If you set the out parameter to write the results to a collection, the 如果设置out参数以将结果写入集合,mapReduce command returns a document in the following form:mapReduce命令将返回以下格式的文档:
{ "result" : "map_reduce_example", "ok" : 1 }{
"result" : <string or document>,
"timeMillis" : <int>,
"counts" : {
"input" : <int>,
"emit" : <int>,
"reduce" : <int>,
"output" : <int>
},
"ok" : <int>,
}If you set the out parameter to output the results inline, the mapReduce command returns a document in the following form:
{
"results" : [
{
"_id" : <key>,
"value" :<reduced or finalizedValue for key>
},
...
],
"ok" : <int>
}{
"results" : [
{
"_id" : <key>,
"value" :<reduced or finalizedValue for key>
},
...
],
"timeMillis" : <int>,
"counts" : {
"input" : <int>,
"emit" : <int>,
"reduce" : <int>,
"output" : <int>
},
"ok" : <int>
}mapReduce.results For output written inline, an array of resulting documents. 对于内联写入的输出,生成的文档数组。Each resulting document contains two fields:每个结果文档包含两个字段:
_idkey value,key值,valuekey.key的缩减或最终值。mapReduce.timeMillis Available for MongoDB 4.2 and earlier only仅适用于MongoDB 4.2及更早版本
The command execution time in milliseconds.命令执行时间(毫秒)。

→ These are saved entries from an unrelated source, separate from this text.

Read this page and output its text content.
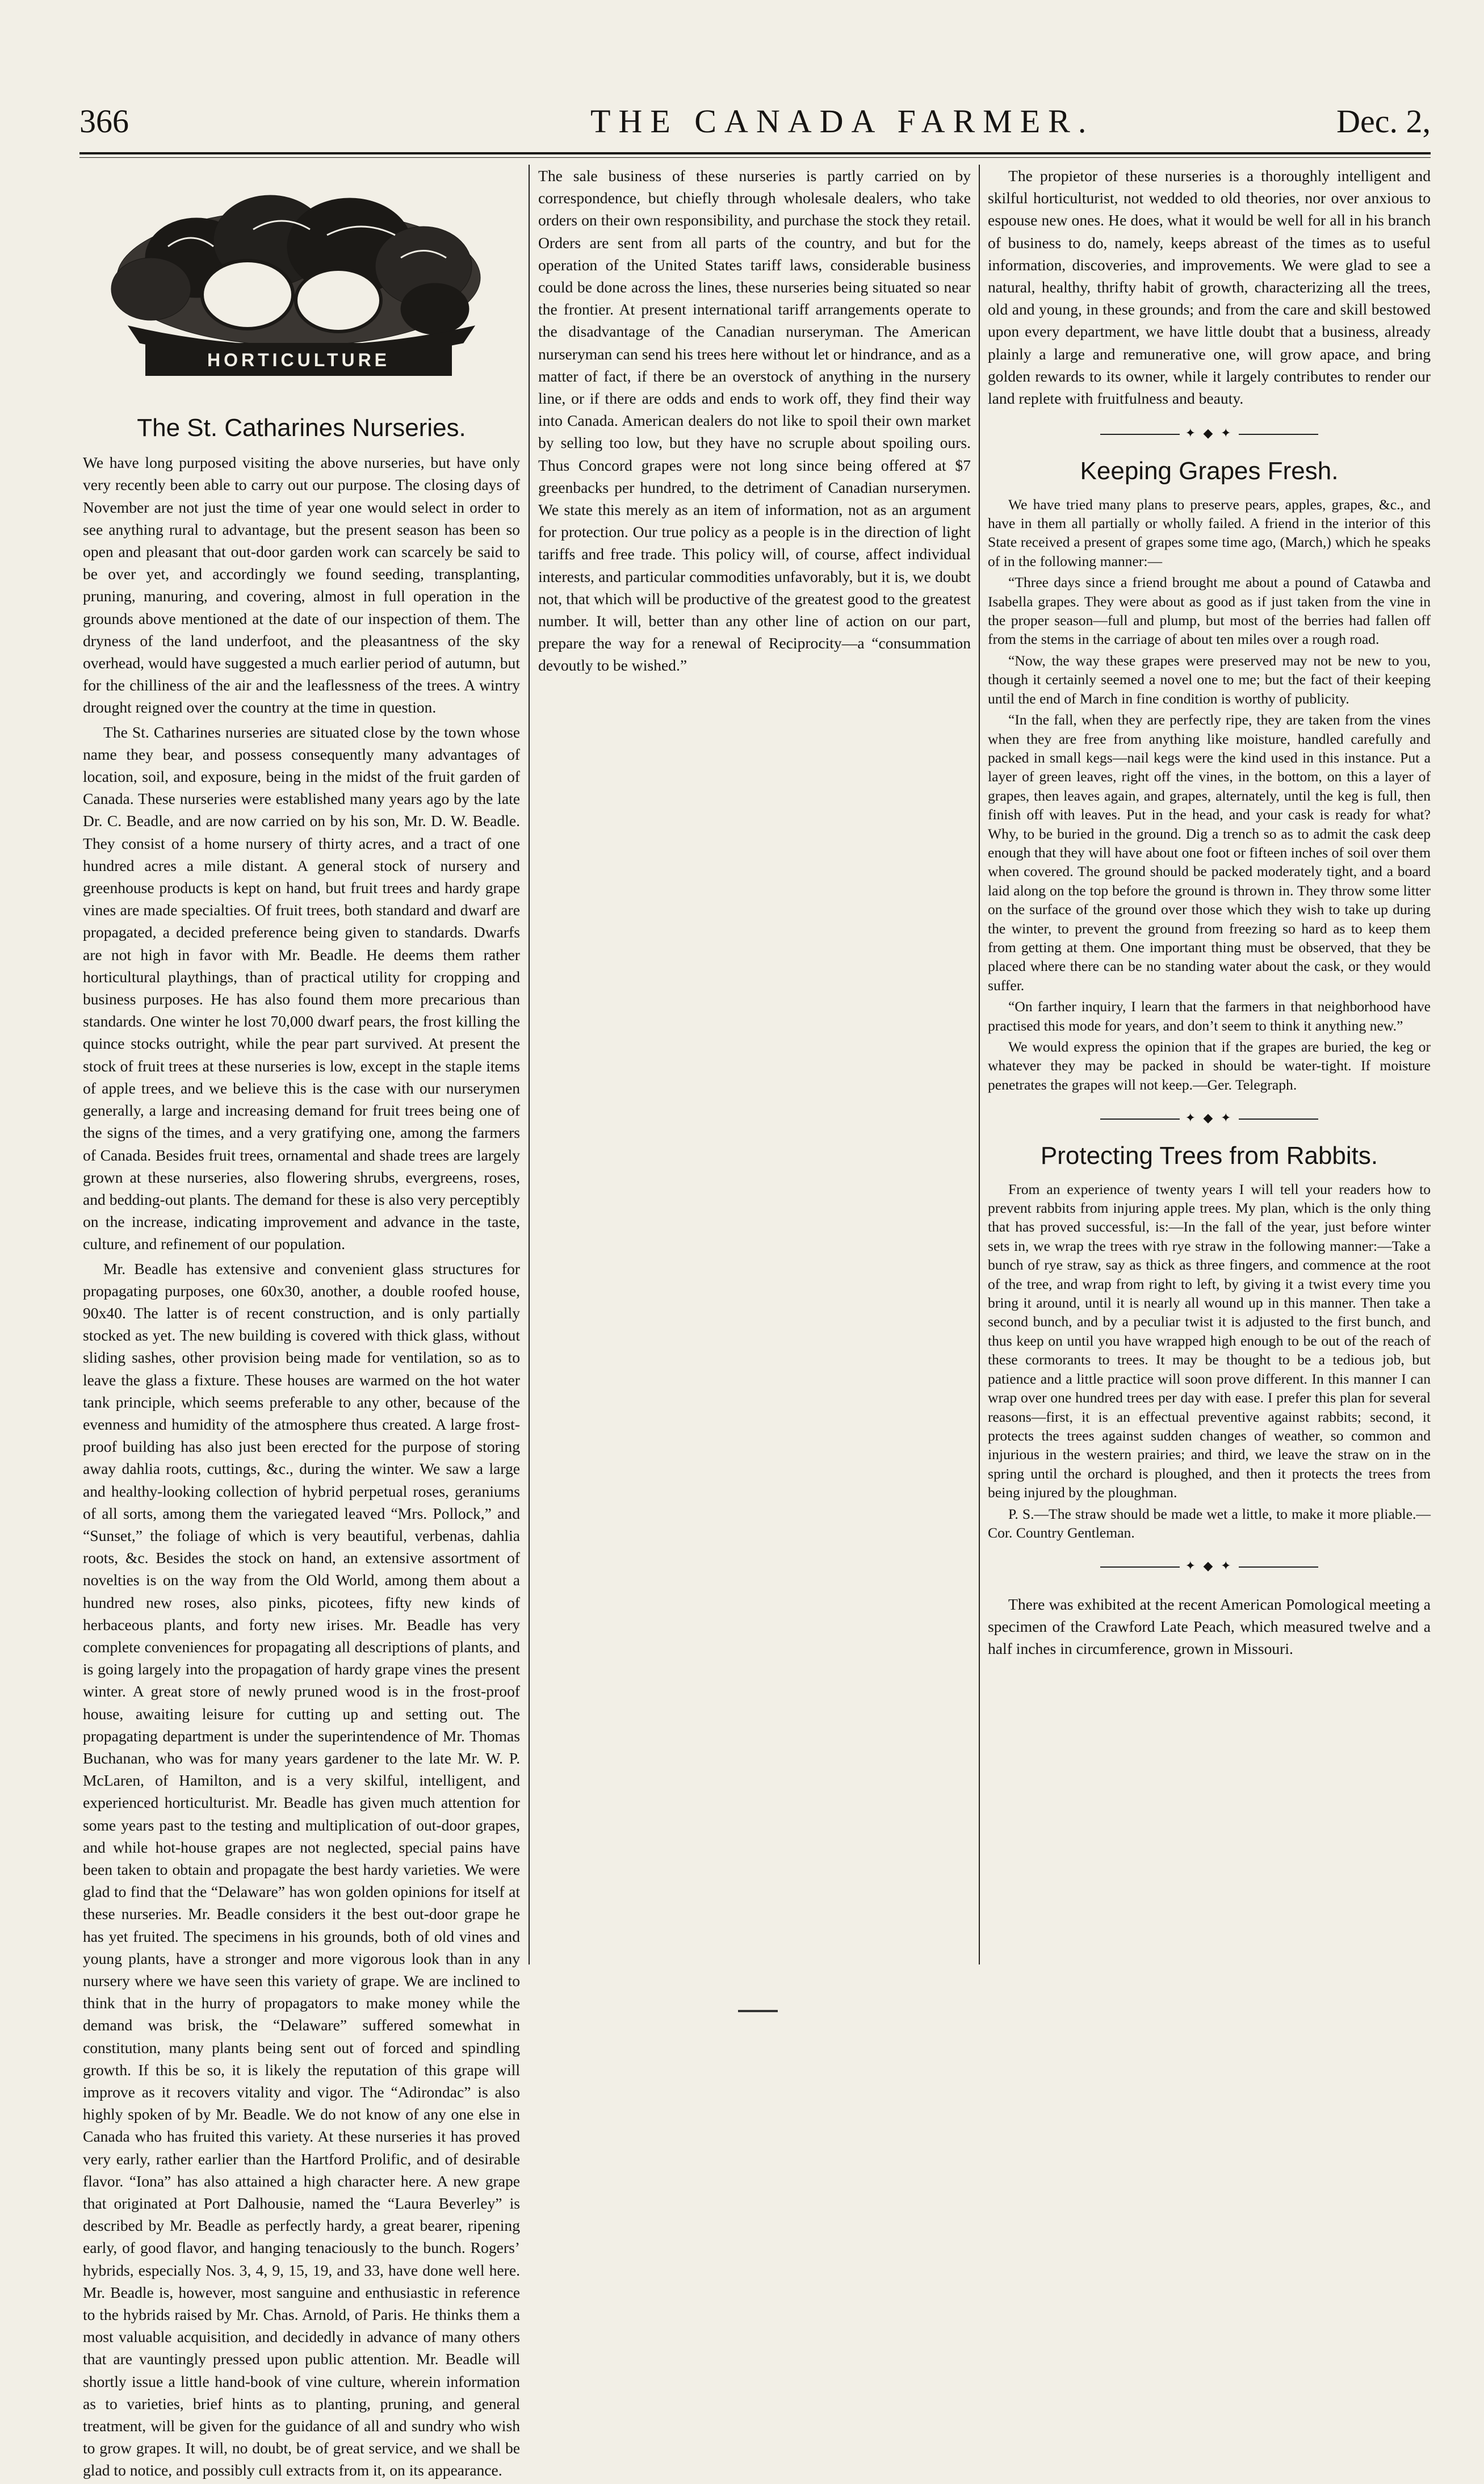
366	THE CANADA FARMER.	Dec. 2,
HORTICULTURE
The St. Catharines Nurseries.

We have long purposed visiting the above nurseries, but have only very recently been able to carry out our purpose. The closing days of November are not just the time of year one would select in order to see anything rural to advantage, but the present season has been so open and pleasant that out-door garden work can scarcely be said to be over yet, and accordingly we found seeding, transplanting, pruning, manuring, and covering, almost in full operation in the grounds above mentioned at the date of our inspection of them. The dryness of the land underfoot, and the pleasantness of the sky overhead, would have suggested a much earlier period of autumn, but for the chilliness of the air and the leaflessness of the trees. A wintry drought reigned over the country at the time in question.

The St. Catharines nurseries are situated close by the town whose name they bear, and possess consequently many advantages of location, soil, and exposure, being in the midst of the fruit garden of Canada. These nurseries were established many years ago by the late Dr. C. Beadle, and are now carried on by his son, Mr. D. W. Beadle. They consist of a home nursery of thirty acres, and a tract of one hundred acres a mile distant. A general stock of nursery and greenhouse products is kept on hand, but fruit trees and hardy grape vines are made specialties. Of fruit trees, both standard and dwarf are propagated, a decided preference being given to standards. Dwarfs are not high in favor with Mr. Beadle. He deems them rather horticultural playthings, than of practical utility for cropping and business purposes. He has also found them more precarious than standards. One winter he lost 70,000 dwarf pears, the frost killing the quince stocks outright, while the pear part survived. At present the stock of fruit trees at these nurseries is low, except in the staple items of apple trees, and we believe this is the case with our nurserymen generally, a large and increasing demand for fruit trees being one of the signs of the times, and a very gratifying one, among the farmers of Canada. Besides fruit trees, ornamental and shade trees are largely grown at these nurseries, also flowering shrubs, evergreens, roses, and bedding-out plants. The demand for these is also very perceptibly on the increase, indicating improvement and advance in the taste, culture, and refinement of our population.

Mr. Beadle has extensive and convenient glass structures for propagating purposes, one 60x30, another, a double roofed house, 90x40. The latter is of recent construction, and is only partially stocked as yet. The new building is covered with thick glass, without sliding sashes, other provision being made for ventilation, so as to leave the glass a fixture. These houses are warmed on the hot water tank principle, which seems preferable to any other, because of the evenness and humidity of the atmosphere thus created. A large frost-proof building has also just been erected for the purpose of storing away dahlia roots, cuttings, &c., during the winter. We saw a large and healthy-looking collection of hybrid perpetual roses, geraniums of all sorts, among them the variegated leaved “Mrs. Pollock,” and “Sunset,” the foliage of which is very beautiful, verbenas, dahlia roots, &c. Besides the stock on hand, an extensive assortment of novelties is on the way from the Old World, among them about a hundred new roses, also pinks, picotees, fifty new kinds of herbaceous plants, and forty new irises. Mr. Beadle has very complete conveniences for propagating all descriptions of plants, and is going largely into the propagation of hardy grape vines the present winter. A great store of newly pruned wood is in the frost-proof house, awaiting leisure for cutting up and setting out. The propagating department is under the superintendence of Mr. Thomas Buchanan, who was for many years gardener to the late Mr. W. P. McLaren, of Hamilton, and is a very skilful, intelligent, and experienced horticulturist. Mr. Beadle has given much attention for some years past to the testing and multiplication of out-door grapes, and while hot-house grapes are not neglected, special pains have been taken to obtain and propagate the best hardy varieties. We were glad to find that the “Delaware” has won golden opinions for itself at these nurseries. Mr. Beadle considers it the best out-door grape he has yet fruited. The specimens in his grounds, both of old vines and young plants, have a stronger and more vigorous look than in any nursery where we have seen this variety of grape. We are inclined to think that in the hurry of propagators to make money while the demand was brisk, the “Delaware” suffered somewhat in constitution, many plants being sent out of forced and spindling growth. If this be so, it is likely the reputation of this grape will improve as it recovers vitality and vigor. The “Adirondac” is also highly spoken of by Mr. Beadle. We do not know of any one else in Canada who has fruited this variety. At these nurseries it has proved very early, rather earlier than the Hartford Prolific, and of desirable flavor. “Iona” has also attained a high character here. A new grape that originated at Port Dalhousie, named the “Laura Beverley” is described by Mr. Beadle as perfectly hardy, a great bearer, ripening early, of good flavor, and hanging tenaciously to the bunch. Rogers’ hybrids, especially Nos. 3, 4, 9, 15, 19, and 33, have done well here. Mr. Beadle is, however, most sanguine and enthusiastic in reference to the hybrids raised by Mr. Chas. Arnold, of Paris. He thinks them a most valuable acquisition, and decidedly in advance of many others that are vauntingly pressed upon public attention. Mr. Beadle will shortly issue a little hand-book of vine culture, wherein information as to varieties, brief hints as to planting, pruning, and general treatment, will be given for the guidance of all and sundry who wish to grow grapes. It will, no doubt, be of great service, and we shall be glad to notice, and possibly cull extracts from it, on its appearance.

The sale business of these nurseries is partly carried on by correspondence, but chiefly through wholesale dealers, who take orders on their own responsibility, and purchase the stock they retail. Orders are sent from all parts of the country, and but for the operation of the United States tariff laws, considerable business could be done across the lines, these nurseries being situated so near the frontier. At present international tariff arrangements operate to the disadvantage of the Canadian nurseryman. The American nurseryman can send his trees here without let or hindrance, and as a matter of fact, if there be an overstock of anything in the nursery line, or if there are odds and ends to work off, they find their way into Canada. American dealers do not like to spoil their own market by selling too low, but they have no scruple about spoiling ours. Thus Concord grapes were not long since being offered at $7 greenbacks per hundred, to the detriment of Canadian nurserymen. We state this merely as an item of information, not as an argument for protection. Our true policy as a people is in the direction of light tariffs and free trade. This policy will, of course, affect individual interests, and particular commodities unfavorably, but it is, we doubt not, that which will be productive of the greatest good to the greatest number. It will, better than any other line of action on our part, prepare the way for a renewal of Reciprocity—a “consummation devoutly to be wished.”

The propietor of these nurseries is a thoroughly intelligent and skilful horticulturist, not wedded to old theories, nor over anxious to espouse new ones. He does, what it would be well for all in his branch of business to do, namely, keeps abreast of the times as to useful information, discoveries, and improvements. We were glad to see a natural, healthy, thrifty habit of growth, characterizing all the trees, old and young, in these grounds; and from the care and skill bestowed upon every department, we have little doubt that a business, already plainly a large and remunerative one, will grow apace, and bring golden rewards to its owner, while it largely contributes to render our land replete with fruitfulness and beauty.

✦ ◆ ✦
Keeping Grapes Fresh.

We have tried many plans to preserve pears, apples, grapes, &c., and have in them all partially or wholly failed. A friend in the interior of this State received a present of grapes some time ago, (March,) which he speaks of in the following manner:—

“Three days since a friend brought me about a pound of Catawba and Isabella grapes. They were about as good as if just taken from the vine in the proper season—full and plump, but most of the berries had fallen off from the stems in the carriage of about ten miles over a rough road.

“Now, the way these grapes were preserved may not be new to you, though it certainly seemed a novel one to me; but the fact of their keeping until the end of March in fine condition is worthy of publicity.

“In the fall, when they are perfectly ripe, they are taken from the vines when they are free from anything like moisture, handled carefully and packed in small kegs—nail kegs were the kind used in this instance. Put a layer of green leaves, right off the vines, in the bottom, on this a layer of grapes, then leaves again, and grapes, alternately, until the keg is full, then finish off with leaves. Put in the head, and your cask is ready for what? Why, to be buried in the ground. Dig a trench so as to admit the cask deep enough that they will have about one foot or fifteen inches of soil over them when covered. The ground should be packed moderately tight, and a board laid along on the top before the ground is thrown in. They throw some litter on the surface of the ground over those which they wish to take up during the winter, to prevent the ground from freezing so hard as to keep them from getting at them. One important thing must be observed, that they be placed where there can be no standing water about the cask, or they would suffer.

“On farther inquiry, I learn that the farmers in that neighborhood have practised this mode for years, and don’t seem to think it anything new.”

We would express the opinion that if the grapes are buried, the keg or whatever they may be packed in should be water-tight. If moisture penetrates the grapes will not keep.—Ger. Telegraph.

✦ ◆ ✦
Protecting Trees from Rabbits.

From an experience of twenty years I will tell your readers how to prevent rabbits from injuring apple trees. My plan, which is the only thing that has proved successful, is:—In the fall of the year, just before winter sets in, we wrap the trees with rye straw in the following manner:—Take a bunch of rye straw, say as thick as three fingers, and commence at the root of the tree, and wrap from right to left, by giving it a twist every time you bring it around, until it is nearly all wound up in this manner. Then take a second bunch, and by a peculiar twist it is adjusted to the first bunch, and thus keep on until you have wrapped high enough to be out of the reach of these cormorants to trees. It may be thought to be a tedious job, but patience and a little practice will soon prove different. In this manner I can wrap over one hundred trees per day with ease. I prefer this plan for several reasons—first, it is an effectual preventive against rabbits; second, it protects the trees against sudden changes of weather, so common and injurious in the western prairies; and third, we leave the straw on in the spring until the orchard is ploughed, and then it protects the trees from being injured by the ploughman.

P. S.—The straw should be made wet a little, to make it more pliable.—Cor. Country Gentleman.

✦ ◆ ✦

There was exhibited at the recent American Pomological meeting a specimen of the Crawford Late Peach, which measured twelve and a half inches in circumference, grown in Missouri.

mapReduce.counts Available for MongoDB 4.2 and earlier only仅适用于MongoDB 4.2及更早版本
Various count statistics from the mapReduce command.mapReduce命令中的各种计数统计信息。
mapReduce.counts.input Available for MongoDB 4.2 and earlier only仅适用于MongoDB 4.2及更早版本
The number of input documents, which is the number of times the 输入文档数,即mapReduce command called the map function.mapReduce命令调用map函数的次数。
mapReduce.counts.emit Available for MongoDB 4.2 and earlier only仅适用于MongoDB 4.2及更早版本
The number of times the mapReduce command called the emit function.mapReduce命令调用emit函数的次数。
mapReduce.counts.reduce Available for MongoDB 4.2 and earlier only仅适用于MongoDB 4.2及更早版本
The number of times the mapReduce command called the reduce function.mapReduce命令调用reduce函数的次数。
mapReduce.counts.output Available for MongoDB 4.2 and earlier only仅适用于MongoDB 4.2及更早版本
The number of output values produced.生成的输出值的数量。
mapReduce.ok A value of 值为1 indicates the mapReduce command ran successfully. 1表示mapReduce命令已成功运行。A value of 值为0 indicates an error.0表示错误。
In addition to the aforementioned command specific return fields, the db.runCommand() includes additional information:
$clusterTime, and operationTime.operationTime and $clusterTime.See db.runCommand Response for details on these fields.